Additionally, ACC users can leverage facilities at the UW such as the Molecular Analysis Facility (MAF), located on the ground floor of the Molecular Engineering and Sciences Building on the UW campus, the Instrumented Test Facility maintained in the UW Mechanical Engineering Department, the Advanced Material Characterization lab in the UW Materials Science and Engineering Department, and the Advanced Testing Lab maintained in the UW Aeronautics and Astronautics Department.
AFP System
The ACC provides a robotic Automated Fiber-Placement (AFP) system made by Electro-Impact (EI), capable of manufacturing high-contour (complex) components, which can adapt to different geometries and part sizes.
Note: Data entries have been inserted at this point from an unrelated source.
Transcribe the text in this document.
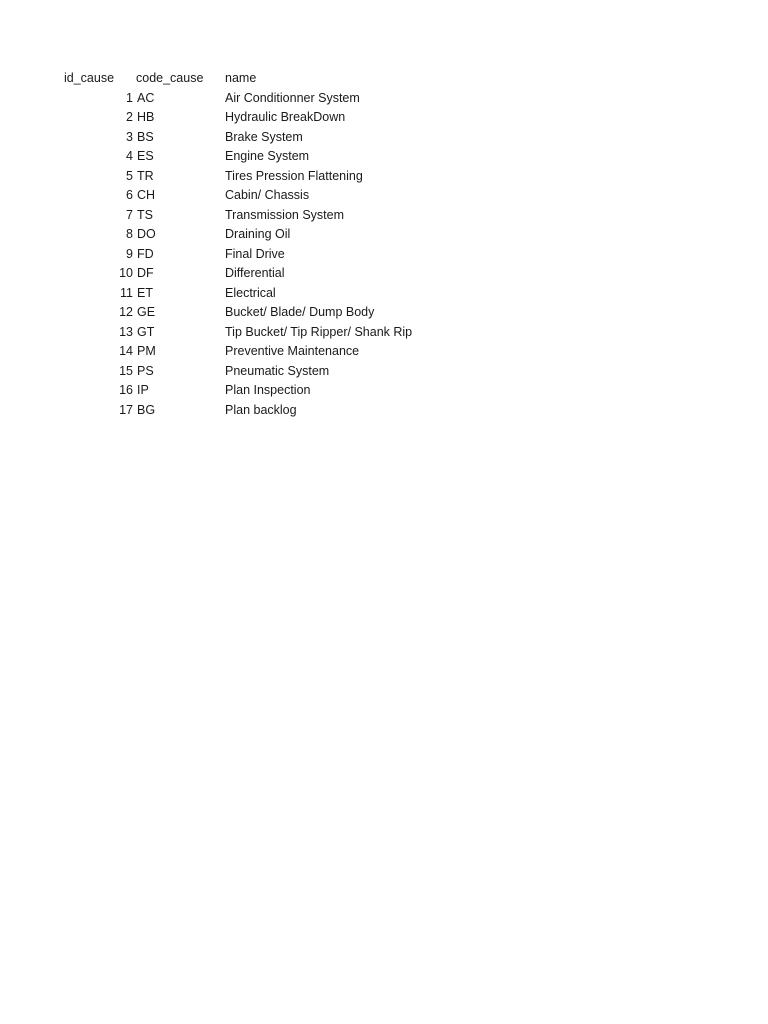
id_cause code_cause name
1 AC	Air Conditionner System
2 HB	Hydraulic BreakDown
3 BS	Brake System
4 ES	Engine System
5 TR	Tires Pression Flattening
6 CH	Cabin/ Chassis
7 TS	Transmission System
8 DO	Draining Oil
9 FD	Final Drive
10 DF	Differential
11 ET	Electrical
12 GE	Bucket/ Blade/ Dump Body
13 GT	Tip Bucket/ Tip Ripper/ Shank Rip
14 PM	Preventive Maintenance
15 PS	Pneumatic System
16 IP	Plan Inspection
17 BG	Plan backlog
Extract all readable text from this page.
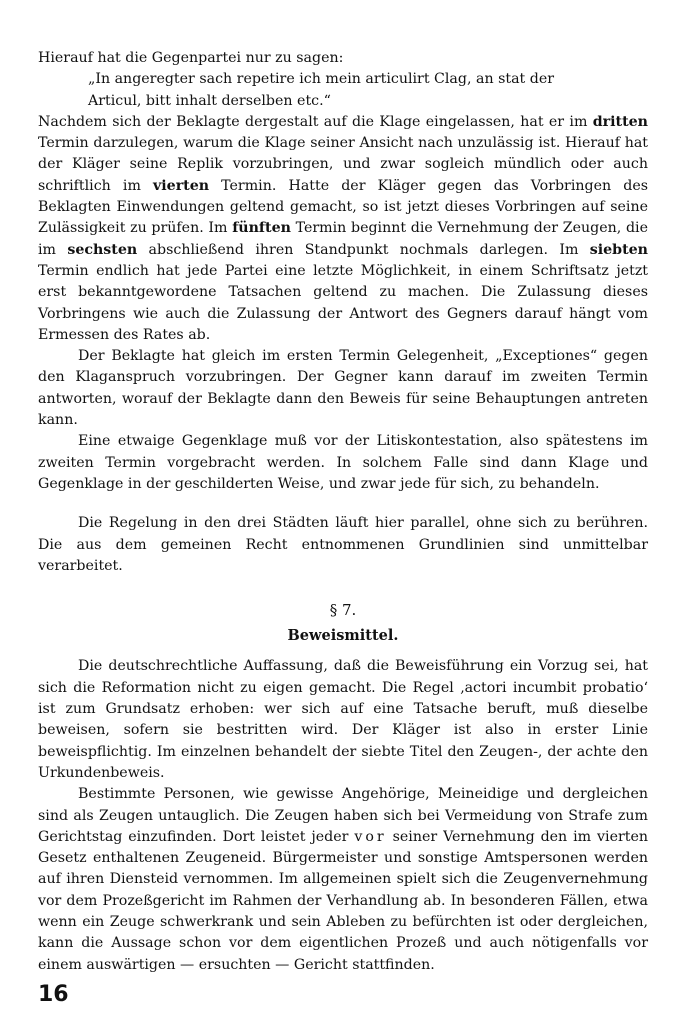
Hierauf hat die Gegenpartei nur zu sagen:

„In angeregter sach repetire ich mein articulirt Clag, an stat der

Articul, bitt inhalt derselben etc.“

Nachdem sich der Beklagte dergestalt auf die Klage eingelassen, hat er im dritten Termin darzulegen, warum die Klage seiner Ansicht nach unzulässig ist. Hierauf hat der Kläger seine Replik vorzubringen, und zwar sogleich mündlich oder auch schriftlich im vierten Termin. Hatte der Kläger gegen das Vorbringen des Beklagten Einwendungen geltend gemacht, so ist jetzt dieses Vorbringen auf seine Zulässigkeit zu prüfen. Im fünften Termin beginnt die Vernehmung der Zeugen, die im sechsten abschließend ihren Standpunkt nochmals darlegen. Im siebten Termin endlich hat jede Partei eine letzte Möglichkeit, in einem Schriftsatz jetzt erst bekanntgewordene Tatsachen geltend zu machen. Die Zulassung dieses Vorbringens wie auch die Zulassung der Antwort des Gegners darauf hängt vom Ermessen des Rates ab.

Der Beklagte hat gleich im ersten Termin Gelegenheit, „Exceptiones“ gegen den Klaganspruch vorzubringen. Der Gegner kann darauf im zweiten Termin antworten, worauf der Beklagte dann den Beweis für seine Behauptungen antreten kann.

Eine etwaige Gegenklage muß vor der Litiskontestation, also spätestens im zweiten Termin vorgebracht werden. In solchem Falle sind dann Klage und Gegenklage in der geschilderten Weise, und zwar jede für sich, zu behandeln.

Die Regelung in den drei Städten läuft hier parallel, ohne sich zu berühren. Die aus dem gemeinen Recht entnommenen Grundlinien sind unmittelbar verarbeitet.

§ 7.

Beweismittel.

Die deutschrechtliche Auffassung, daß die Beweisführung ein Vorzug sei, hat sich die Reformation nicht zu eigen gemacht. Die Regel ‚actori incumbit probatio‘ ist zum Grundsatz erhoben: wer sich auf eine Tatsache beruft, muß dieselbe beweisen, sofern sie bestritten wird. Der Kläger ist also in erster Linie beweispflichtig. Im einzelnen behandelt der siebte Titel den Zeugen-, der achte den Urkundenbeweis.

Bestimmte Personen, wie gewisse Angehörige, Meineidige und dergleichen sind als Zeugen untauglich. Die Zeugen haben sich bei Vermeidung von Strafe zum Gerichtstag einzufinden. Dort leistet jeder vor seiner Vernehmung den im vierten Gesetz enthaltenen Zeugeneid. Bürgermeister und sonstige Amtspersonen werden auf ihren Diensteid vernommen. Im allgemeinen spielt sich die Zeugenvernehmung vor dem Prozeßgericht im Rahmen der Verhandlung ab. In besonderen Fällen, etwa wenn ein Zeuge schwerkrank und sein Ableben zu befürchten ist oder dergleichen, kann die Aussage schon vor dem eigentlichen Prozeß und auch nötigenfalls vor einem auswärtigen — ersuchten — Gericht stattfinden.

16
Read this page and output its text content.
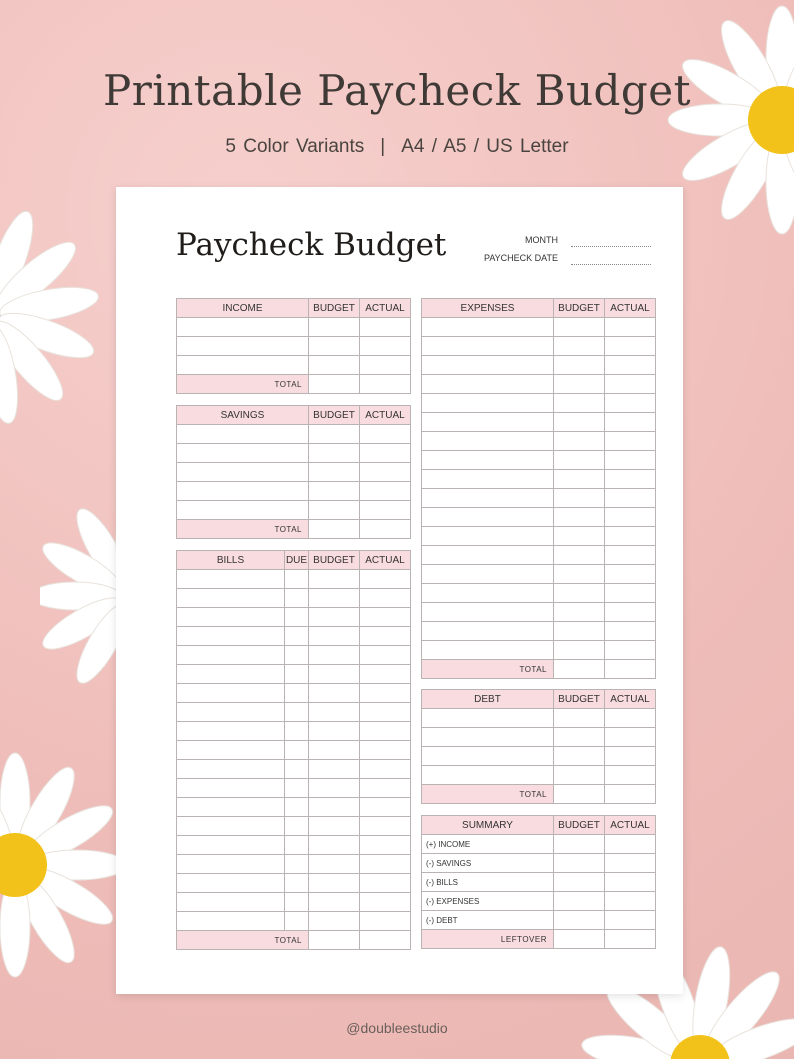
Printable Paycheck Budget
5 Color Variants | A4 / A5 / US Letter
Paycheck Budget	MONTH
PAYCHECK DATE
INCOME	BUDGET	ACTUAL

TOTAL		
SAVINGS	BUDGET	ACTUAL

TOTAL		
BILLS	DUE	BUDGET	ACTUAL

TOTAL			
EXPENSES	BUDGET	ACTUAL

TOTAL		
DEBT	BUDGET	ACTUAL

TOTAL		
SUMMARY	BUDGET	ACTUAL
(+) INCOME		
(-) SAVINGS		
(-) BILLS		
(-) EXPENSES		
(-) DEBT		
LEFTOVER		
@doubleestudio
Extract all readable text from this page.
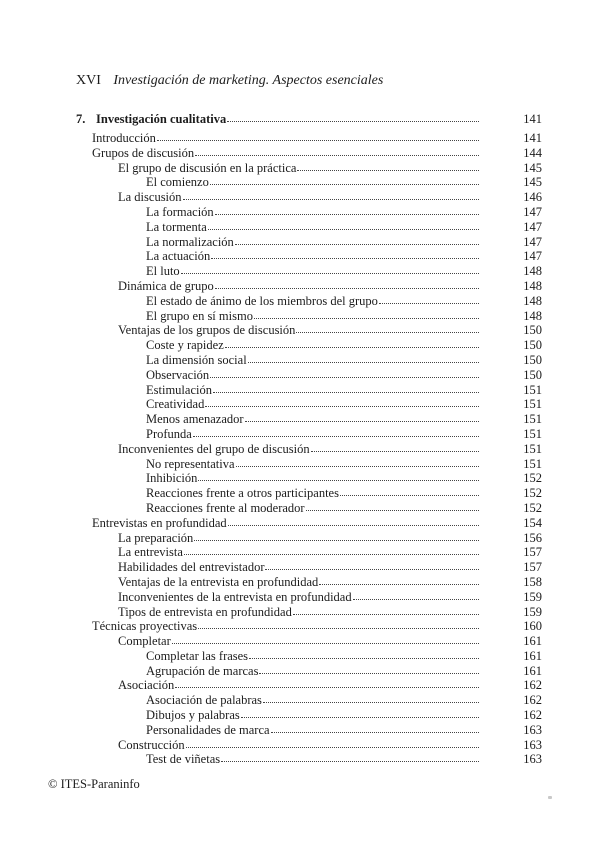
XVI Investigación de marketing. Aspectos esenciales
7. Investigación cualitativa	141
Introducción	141
Grupos de discusión	144
El grupo de discusión en la práctica	145
El comienzo	145
La discusión	146
La formación	147
La tormenta	147
La normalización	147
La actuación	147
El luto	148
Dinámica de grupo	148
El estado de ánimo de los miembros del grupo	148
El grupo en sí mismo	148
Ventajas de los grupos de discusión	150
Coste y rapidez	150
La dimensión social	150
Observación	150
Estimulación	151
Creatividad	151
Menos amenazador	151
Profunda	151
Inconvenientes del grupo de discusión	151
No representativa	151
Inhibición	152
Reacciones frente a otros participantes	152
Reacciones frente al moderador	152
Entrevistas en profundidad	154
La preparación	156
La entrevista	157
Habilidades del entrevistador	157
Ventajas de la entrevista en profundidad	158
Inconvenientes de la entrevista en profundidad	159
Tipos de entrevista en profundidad	159
Técnicas proyectivas	160
Completar	161
Completar las frases	161
Agrupación de marcas	161
Asociación	162
Asociación de palabras	162
Dibujos y palabras	162
Personalidades de marca	163
Construcción	163
Test de viñetas	163
© ITES-Paraninfo
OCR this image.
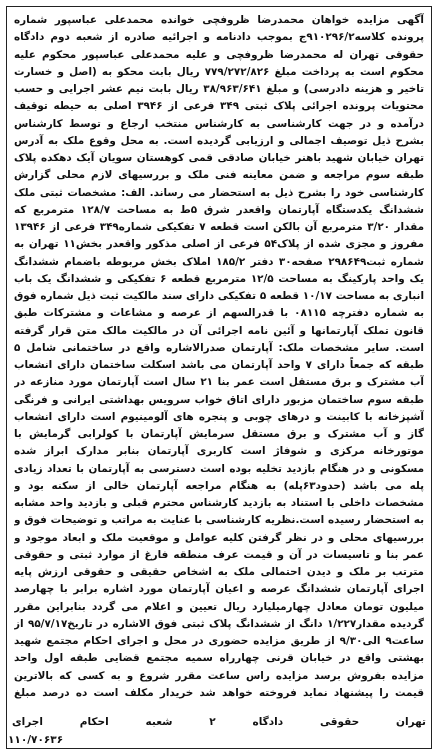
آگهی مزایده خواهان محمدرضا ظروفچی خوانده محمدعلی عباسپور شماره پرونده کلاسه۹۱۰۲۹۶/۲ج بموجب دادنامه و اجرائیه صادره از شعبه دوم دادگاه حقوقی تهران له محمدرضا ظروفچی و علیه محمدعلی عباسپور محکوم علیه محکوم است به پرداخت مبلغ ۷۷۹/۲۷۲/۸۲۶ ریال بابت محکو به (اصل و خسارت تاخیر و هزینه دادرسی) و مبلغ ۳۸/۹۶۳/۶۴۱ ریال بابت نیم عشر اجرایی و حسب محتویات پرونده اجرائی پلاک ثبتی ۳۴۹ فرعی از ۳۹۴۶ اصلی به حیطه توقیف درآمده و در جهت کارشناسی به کارشناس منتخب ارجاع و توسط کارشناس بشرح ذیل توصیف اجمالی و ارزیابی گردیده است. به محل وقوع ملک به آدرس تهران خیابان شهید باهنر خیابان صادقی قمی کوهستان سویان آیک دهکده پلاک طبقه سوم مراجعه و ضمن معاینه فنی ملک و بررسیهای لازم محلی گزارش کارشناسی خود را بشرح ذیل به استحضار می رساند. الف: مشخصات ثبتی ملک ششدانگ یکدستگاه آپارتمان واقعدر شرق ۵ط به مساحت ۱۲۸/۷ مترمربع که مقدار ۳/۲۰ مترمربع آن بالکن است قطعه ۷ تفکیکی شماره۳۴۹ فرعی از ۱۳۹۴۶ مفروز و مجزی شده از پلاک۵۴ فرعی از اصلی مذکور واقعدر بخش۱۱ تهران به شماره ثبت۲۹۸۶۴۹ صفحه۳۰ دفتر ۱۸۵/۲ املاک بخش مربوطه باضمام ششدانگ یک واحد پارکینگ به مساحت ۱۲/۵ مترمربع قطعه ۶ تفکیکی و ششدانگ یک باب انباری به مساحت ۱۰/۱۷ قطعه ۵ تفکیکی دارای سند مالکیت ثبت ذیل شماره فوق به شماره دفترچه ۰۸۱۱۵ با قدرالسهم از عرصه و مشاعات و مشترکات طبق قانون تملک آپارتمانها و آئین نامه اجرائی آن در مالکیت مالک متن قرار گرفته است. سایر مشخصات ملک: آپارتمان صدرالاشاره واقع در ساختمانی شامل ۵ طبقه که جمعاً دارای ۷ واحد آپارتمان می باشد اسکلت ساختمان دارای انشعاب آب مشترک و برق مستقل است عمر بنا ۲۱ سال است آپارتمان مورد منازعه در طبقه سوم ساختمان مزبور دارای اتاق خواب سرویس بهداشتی ایرانی و فرنگی آشپزخانه با کابینت و درهای چوبی و پنجره های آلومینیوم است دارای انشعاب گاز و آب مشترک و برق مستقل سرمایش آپارتمان با کولرابی گرمایش با موتورخانه مرکزی و شوفاژ است کاربری آپارتمان بنابر مدارک ابراز شده مسکونی و در هنگام بازدید تخلیه بوده است دسترسی به آپارتمان با تعداد زیادی پله می باشد (حدود۶۳پله) به هنگام مراجعه آپارتمان خالی از سکنه بود و مشخصات داخلی با استناد به بازدید کارشناس محترم قبلی و بازدید واحد مشابه به استحضار رسیده است.نظریه کارشناسی با عنایت به مراتب و توضیحات فوق و بررسیهای محلی و در نظر گرفتن کلیه عوامل و موقعیت ملک و ابعاد موجود و عمر بنا و تاسیسات در آن و قیمت عرف منطقه فارغ از موارد ثبتی و حقوقی مترتب بر ملک و دیدن احتمالی ملک به اشخاص حقیقی و حقوقی ارزش پایه اجرای آپارتمان ششدانگ عرصه و اعیان آپارتمان مورد اشاره برابر با چهارصد میلیون تومان معادل چهارمیلیارد ریال تعیین و اعلام می گردد بنابراین مقرر گردیده مقدار۱/۲۲۷ دانگ از ششدانگ پلاک ثبتی فوق الاشاره در تاریخ۹۵/۷/۱۷ از ساعت۹ الی۹/۳۰ از طریق مزایده حضوری در محل و اجرای احکام مجتمع شهید بهشتی واقع در خیابان قرنی چهارراه سمیه مجتمع قضایی طبقه اول واحد مزایده بفروش برسد مزایده راس ساعت مقرر شروع و به کسی که بالاترین قیمت را پیشنهاد نماید فروخته خواهد شد خریدار مکلف است ده درصد مبلغ

تهران
حقوقی
دادگاه
۲
شعبه
احکام
اجرای
۱۱۰/۷۰۶۳۶
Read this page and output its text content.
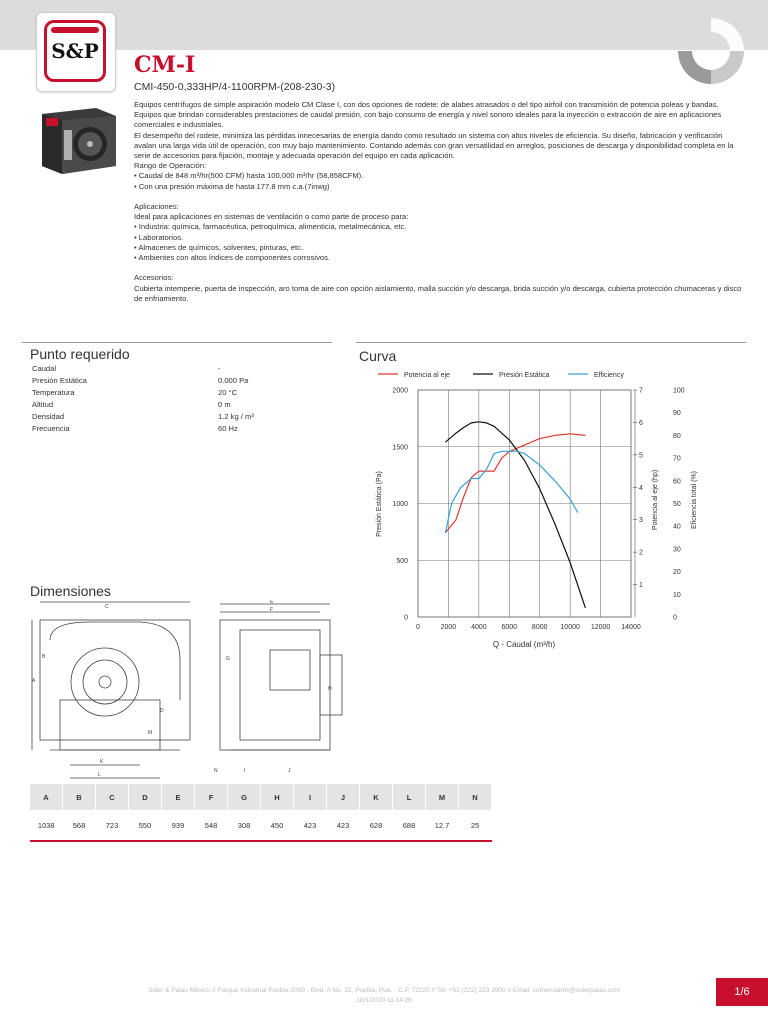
S&P
CM-I
CMI-450-0,333HP/4-1100RPM-(208-230-3)

Equipos centrífugos de simple aspiración modelo CM Clase I, con dos opciones de rodete: de alabes atrasados o del tipo airfoil con transmisión de potencia poleas y bandas. Equipos que brindan considerables prestaciones de caudal presión, con bajo consumo de energía y nivel sonoro ideales para la inyección o extracción de aire en aplicaciones comerciales e industriales.

El desempeño del rodete, minimiza las pérdidas innecesarias de energía dando como resultado un sistema con altos niveles de eficiencia. Su diseño, fabricación y verificación avalan una larga vida útil de operación, con muy bajo mantenimiento. Contando además con gran versatilidad en arreglos, posiciones de descarga y disponibilidad completa en la serie de accesorios para fijación, montaje y adecuada operación del equipo en cada aplicación.

Rango de Operación:

• Caudal de 848 m³/hr(500 CFM) hasta 100,000 m³/hr (58,858CFM).
• Con una presión máxima de hasta 177.8 mm c.a.(7inwg)

Aplicaciones:

Ideal para aplicaciones en sistemas de ventilación o como parte de proceso para:

• Industria: química, farmacéutica, petroquímica, alimenticia, metalmecánica, etc.
• Laboratorios.
• Almacenes de químicos, solventes, pinturas, etc.
• Ambientes con altos índices de componentes corrosivos.

Accesorios:

Cubierta intemperie, puerta de inspección, aro toma de aire con opción aislamiento, malla succión y/o descarga, brida succión y/o descarga, cubierta protección chumaceras y disco de enfriamiento.

Punto requerido
Caudal	-
Presión Estática	0.000 Pa
Temperatura	20 °C
Altitud	0 m
Densidad	1.2 kg / m³
Frecuencia	60 Hz
Curva
Potencia al eje	Presión Estática	Efficiency
0	2000 4000 6000 8000 10000 12000 14000
0
500
1000
1500
2000
1
2
3
4
5
6
7
0
10
20
30
40
50
60
70
80
90
100
Q - Caudal (m³/h)
Presión Estática (Pa)	Potencia al eje (hp)	Eficiencia total (%)
Dimensiones
C
A
B
D
K
L
E
F
G
H
N	I	J
M
A	B	C	D	E	F	G	H	I	J	K	L	M	N
1038	568	723	550	939	548	308	450	423	423	628	688	12.7	25
Soler & Palau México // Parque Industrial Puebla 2000 - Blvd. A No. 15, Puebla, Pue. - C.P. 72225 // Tel: +52 (222) 223 3900 // Email: comercialmx@solerpalau.com
18/1/2020 11:14:26
1/6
The AFP machine, acquired by ACC through a public-private partnership between WA-state and Composites Industries, is capable of laying thermoset, thermoplastic, or dry fiber material form. The EI AFP system includes a Standard Modular Process 8-Tow Head (end-effector) technology. Electroimpact’s Variable Spot Size Laser heater enables high-power heating required for thermoplastic materials. This laser has a very high energy density, allows microsecond changes in the energy applied for precision temperature control, and has optics to shape the beam to accurately cover the width of the composite tow. Positioning is achieved using an Electroimpact modified and upgraded Kuka KR1000L750 Titan combining high speed, high payload, and long reach for flexible motion. The robot is track mounted for an additional 7th axis. A Vertical Turntable for complex parts. The system uses a Siemens 840D controller and industry standard VCP programming from CGTech. Additionally, the ACC has AFP simulation software from CGTech called VCS. VCP and VCS have post processing capability that is completely open to the user to facilitate research using the AFP robot.